I went back to school last week. Granted, it was only for an hour and a half, but it was nonetheless quite the educational experience.
The occasion was Kristina Scott’s class on “Exploring Birmingham: Change and Power.” During what Birmingham-Southern College calls an “Exploration Term,” up to 16 students were encouraged to, per the catalog, “explore the social, political, economic and environmental forces that shape our city, and contemplate whether — and if so, how — Birmingham can fulfill its potential.”
That’s a tall order for a short term, but Kristina Scott might be uniquely suited to lead the safari. When she’s not educating the well-washed, Kristina is executive director of Alabama Possible, the current incarnation of The Alabama Poverty Project, founded in 1993 by historian Wayne Flynt, among others, to help ensure that the state’s haves would never disregard the have-nots. Educating the public is a big part of the effort to reduce poverty, and what better place to start than by educating the portion of the public that’s paying for the privilege?
Already perhaps you feel your eyelids drooping at the prospect of examining Birmingham in this sort of detail, but Kristina had an eye-opening idea about approaching this curriculum. A fan of HBO’s legendary series The Wire, which was created by author and reporter David Simon to dramatize the plight of inner city America, she assigned the viewing of all 60 episodes to her class as a useful text for exploring Birmingham.
I always thought the stories of Omar and Stringer Bell provided object lessons. I just never thought they’d be taught in college.
There were five seasons of The Wire, and each dealt with a separate aspect of life in Baltimore; the drug trade, the docks, the city government, public education and print journalism. Is Birmingham like Baltimore? Well, Mayor Larry Langford failed to make us a seaport, but in every other respect, we match up. Baltimore’s a somewhat more expensive town to live in, according to a Bert Sperling survey, and although Forbes ranked us the 10th most dangerous city in America, Baltimore came in at number seven. With short fiscal resources and big problems to solve, the Magic City and Charm City face a lot of the same challenges.
For a discussion on media involvement in city life, Kristina invited me to join a panel that included the astonishingly energetic Rachel Estes, who works the community outreach beat for Canterbury United Methodist Church, and Steve Crocker, stalwart anchor of nightly newscasts on Fox 6.
The class had already engaged in many assorted field trips and walking tours, so this session around a table at Avondale UMC could have been either anticlimactic or blessed respite. There was no intellectual lassitude evident, though, and the class was ready to tackle city-sized issues, such as short-term thinking vs. long-term thinking, how to utilize limited resources and the tensions between idealism and realism.

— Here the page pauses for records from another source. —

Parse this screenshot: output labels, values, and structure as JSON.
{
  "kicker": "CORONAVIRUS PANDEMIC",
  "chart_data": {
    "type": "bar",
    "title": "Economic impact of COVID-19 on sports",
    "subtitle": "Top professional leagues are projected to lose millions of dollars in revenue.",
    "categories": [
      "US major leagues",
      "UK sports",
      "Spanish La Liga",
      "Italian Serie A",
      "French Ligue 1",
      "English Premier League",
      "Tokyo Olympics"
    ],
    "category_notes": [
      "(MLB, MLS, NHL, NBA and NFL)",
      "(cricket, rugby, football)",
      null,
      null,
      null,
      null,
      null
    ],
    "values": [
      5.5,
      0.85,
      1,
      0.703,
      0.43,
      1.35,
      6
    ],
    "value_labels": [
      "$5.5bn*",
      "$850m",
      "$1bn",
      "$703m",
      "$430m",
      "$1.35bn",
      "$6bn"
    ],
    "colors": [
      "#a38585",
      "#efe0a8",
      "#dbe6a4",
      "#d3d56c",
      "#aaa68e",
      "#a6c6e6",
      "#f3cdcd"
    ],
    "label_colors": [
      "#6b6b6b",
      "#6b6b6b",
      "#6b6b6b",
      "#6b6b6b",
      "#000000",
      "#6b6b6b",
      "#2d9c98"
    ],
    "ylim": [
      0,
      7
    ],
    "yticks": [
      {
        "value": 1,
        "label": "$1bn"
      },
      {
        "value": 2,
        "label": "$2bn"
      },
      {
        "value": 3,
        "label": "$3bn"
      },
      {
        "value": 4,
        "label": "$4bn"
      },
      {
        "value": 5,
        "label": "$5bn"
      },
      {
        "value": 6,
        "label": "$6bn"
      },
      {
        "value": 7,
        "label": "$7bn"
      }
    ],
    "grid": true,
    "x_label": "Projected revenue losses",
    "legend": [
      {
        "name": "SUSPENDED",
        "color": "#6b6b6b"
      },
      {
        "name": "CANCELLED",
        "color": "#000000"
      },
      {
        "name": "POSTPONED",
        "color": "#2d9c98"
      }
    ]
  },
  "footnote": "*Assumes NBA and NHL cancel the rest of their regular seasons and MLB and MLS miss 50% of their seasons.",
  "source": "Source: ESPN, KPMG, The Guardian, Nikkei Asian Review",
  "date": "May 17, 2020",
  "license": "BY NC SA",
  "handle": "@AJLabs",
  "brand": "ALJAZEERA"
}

There were a lot of high points in a brief 90 minutes. Rachel shared a story from her church family, about a kid facing the lure of easy money in East Lake drug traffic, which would have fit snugly in the narrative of The Wire. Steve reminded us that one of the takeaways from that series, as well as Breaking Bad, is that, in the process of making dreams come true, everybody gets compromised.

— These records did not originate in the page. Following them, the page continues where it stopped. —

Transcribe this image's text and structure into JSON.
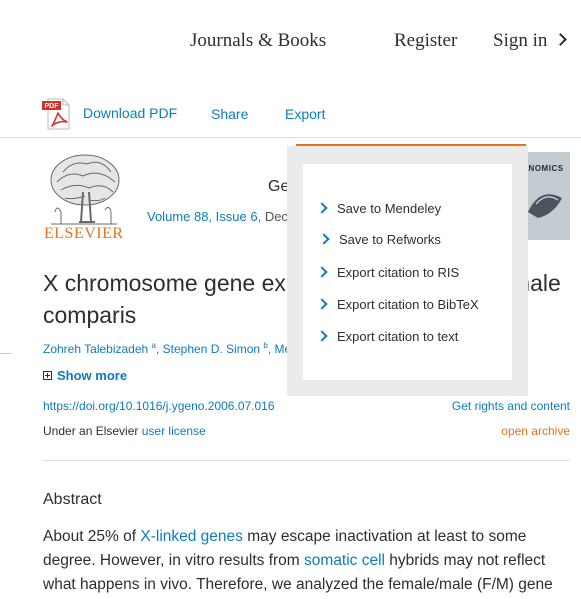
{
  "header": {
    "journals_books": "Journals & Books",
    "register": "Register",
    "sign_in": "Sign in"
  },
  "toolbar": {
    "pdf_icon_label": "PDF",
    "download_pdf": "Download PDF",
    "share": "Share",
    "export": "Export"
  },
  "journal": {
    "logo_word": "ELSEVIER",
    "title_partial": "Gen",
    "volume": "Volume 88, Issue 6,",
    "date_partial": "Dece",
    "cover_label": "GENOMICS"
  },
  "article": {
    "title": "X chromosome gene expr          issues: Male and female comparis",
    "authors": [
      {
        "name": "Zohreh Talebizadeh",
        "sup": "a"
      },
      {
        "name": "Stephen D. Simon",
        "sup": "b"
      }
    ],
    "author_sep": ", ",
    "authors_trail": "Me",
    "show_more": "Show more",
    "doi": "https://doi.org/10.1016/j.ygeno.2006.07.016",
    "rights": "Get rights and content",
    "license_prefix": "Under an Elsevier ",
    "license_link": "user license",
    "open_archive": "open archive"
  },
  "abstract": {
    "heading": "Abstract",
    "p1": "About 25% of ",
    "link1": "X-linked genes",
    "p2": " may escape inactivation at least to some degree. However, in vitro results from ",
    "link2": "somatic cell",
    "p3": " hybrids may not reflect what happens in vivo. Therefore, we analyzed the female/male (F/M) gene"
  },
  "export_menu": {
    "items": [
      "Save to Mendeley",
      "Save to Refworks",
      "Export citation to RIS",
      "Export citation to BibTeX",
      "Export citation to text"
    ]
  },
  "colors": {
    "link_blue": "#0c7dbb",
    "elsevier_orange": "#e9711c",
    "text": "#2e2e2e"
  },
  "icons": [
    "chevron-right-icon",
    "pdf-file-icon",
    "plus-box-icon"
  ]
}
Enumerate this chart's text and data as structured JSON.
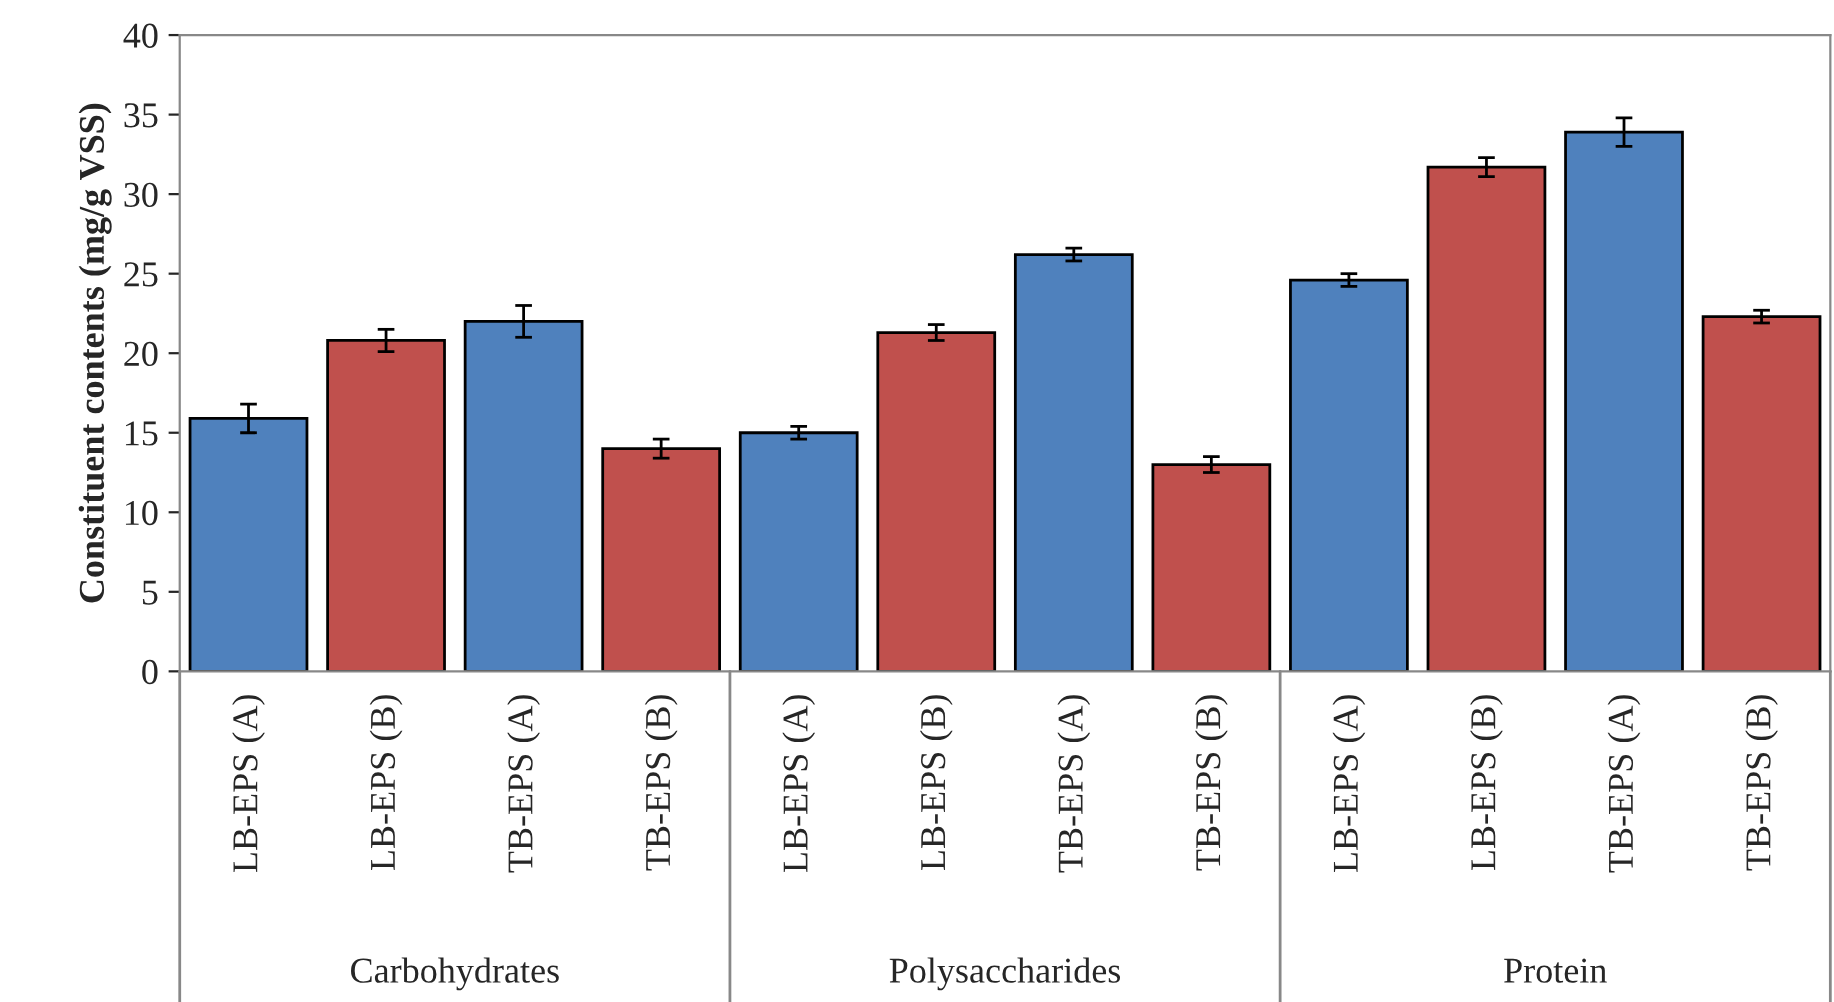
{
  "chart_data": {
    "type": "bar",
    "ylabel": "Constituent contents (mg/g VSS)",
    "categories": [
      "LB-EPS (A)",
      "LB-EPS (B)",
      "TB-EPS (A)",
      "TB-EPS (B)",
      "LB-EPS (A)",
      "LB-EPS (B)",
      "TB-EPS (A)",
      "TB-EPS (B)",
      "LB-EPS (A)",
      "LB-EPS (B)",
      "TB-EPS (A)",
      "TB-EPS (B)"
    ],
    "values": [
      15.9,
      20.8,
      22.0,
      14.0,
      15.0,
      21.3,
      26.2,
      13.0,
      24.6,
      31.7,
      33.9,
      22.3
    ],
    "errors": [
      0.9,
      0.7,
      1.0,
      0.6,
      0.4,
      0.5,
      0.4,
      0.5,
      0.4,
      0.6,
      0.9,
      0.4
    ],
    "colors": [
      "#4f81bd",
      "#c0504d",
      "#4f81bd",
      "#c0504d",
      "#4f81bd",
      "#c0504d",
      "#4f81bd",
      "#c0504d",
      "#4f81bd",
      "#c0504d",
      "#4f81bd",
      "#c0504d"
    ],
    "ylim": [
      0,
      40
    ],
    "yticks": [
      0,
      5,
      10,
      15,
      20,
      25,
      30,
      35,
      40
    ],
    "grid": false,
    "annotations": [
      "Carbohydrates",
      "Polysaccharides",
      "Protein"
    ]
  }
}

The students had good queries for the panel, thoughtful considerations of the many and complex aspects of urban life. One exchange in particular stuck with me:
Q: To revitalize the city of Birmingham, how can we find leaders with qualities we can trust, to know that they’re making the right decisions to help remake the city?

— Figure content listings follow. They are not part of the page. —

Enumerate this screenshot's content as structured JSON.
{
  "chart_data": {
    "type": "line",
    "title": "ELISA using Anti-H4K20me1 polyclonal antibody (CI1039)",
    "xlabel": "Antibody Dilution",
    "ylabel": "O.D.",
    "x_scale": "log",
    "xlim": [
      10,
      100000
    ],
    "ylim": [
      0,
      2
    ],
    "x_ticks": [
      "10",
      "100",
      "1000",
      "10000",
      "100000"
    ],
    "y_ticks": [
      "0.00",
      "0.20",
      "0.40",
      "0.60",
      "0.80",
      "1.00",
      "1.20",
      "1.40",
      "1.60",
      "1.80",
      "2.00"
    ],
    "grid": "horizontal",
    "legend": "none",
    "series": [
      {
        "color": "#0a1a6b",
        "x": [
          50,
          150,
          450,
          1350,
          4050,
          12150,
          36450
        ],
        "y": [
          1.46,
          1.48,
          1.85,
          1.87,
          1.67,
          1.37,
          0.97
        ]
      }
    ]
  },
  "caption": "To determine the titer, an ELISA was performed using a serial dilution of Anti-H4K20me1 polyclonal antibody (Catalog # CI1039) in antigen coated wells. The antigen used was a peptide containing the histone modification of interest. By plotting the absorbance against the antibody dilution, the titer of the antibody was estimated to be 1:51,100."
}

A: Be one. Why wait for anybody else?
Perhaps the best part of the session was afterwards, when the whole enterprise repaired to Bottletree for lunch. Being a working stiff, I had to beg off, but I wish I’d been in a position to give them some homework. A lingering question we didn’t get around to asking is just the sort of thing I think our future leaders should ponder, and it involves our present leaders.
What if it’s not possible to change things for the better?
When our systems of government became perilously corrupt around the turn of the 20th century, it took the combined efforts of social justice activists and political reformers to oust crooks from positions of power. History notes the successes at the top of the political food chain brought about by Theodore Roosevelt, Woodrow Wilson and others so inclined, but the so-called Progressive movement started on the local level. Muckrakers helped expose corruption to the public, and change-minded citizens worked together to use the power of the ballot box to overturn the status quo.
A hundred years makes a difference. Though big money is still calling the shots these days, a weakened press and a cynical public can scarcely contend against it. For example, here in Birmingham, as in Baltimore or Biloxi or Bloomington, vote-influencing cash blows around the streets like pine straw each time an election comes up. You might hear scattered voices, but there is no assembly of the outraged calling for reform, and the rusting machinery of municipal government clatters on.
If people are so frustrated now by unresponsive government that they don’t want to participate in the process of changing it, democracy as we have known it is in jeopardy.
We’ve got World Games coming in six years, but what games will the city and county governments be playing with our money next week? How can our system be altered to help every neighborhood flourish, not just the ones that vote right? What can be done to make government responsive to ordinary citizens, not just the wealthy ones? These are the kinds of essay questions we all need to think about, not just the college kids.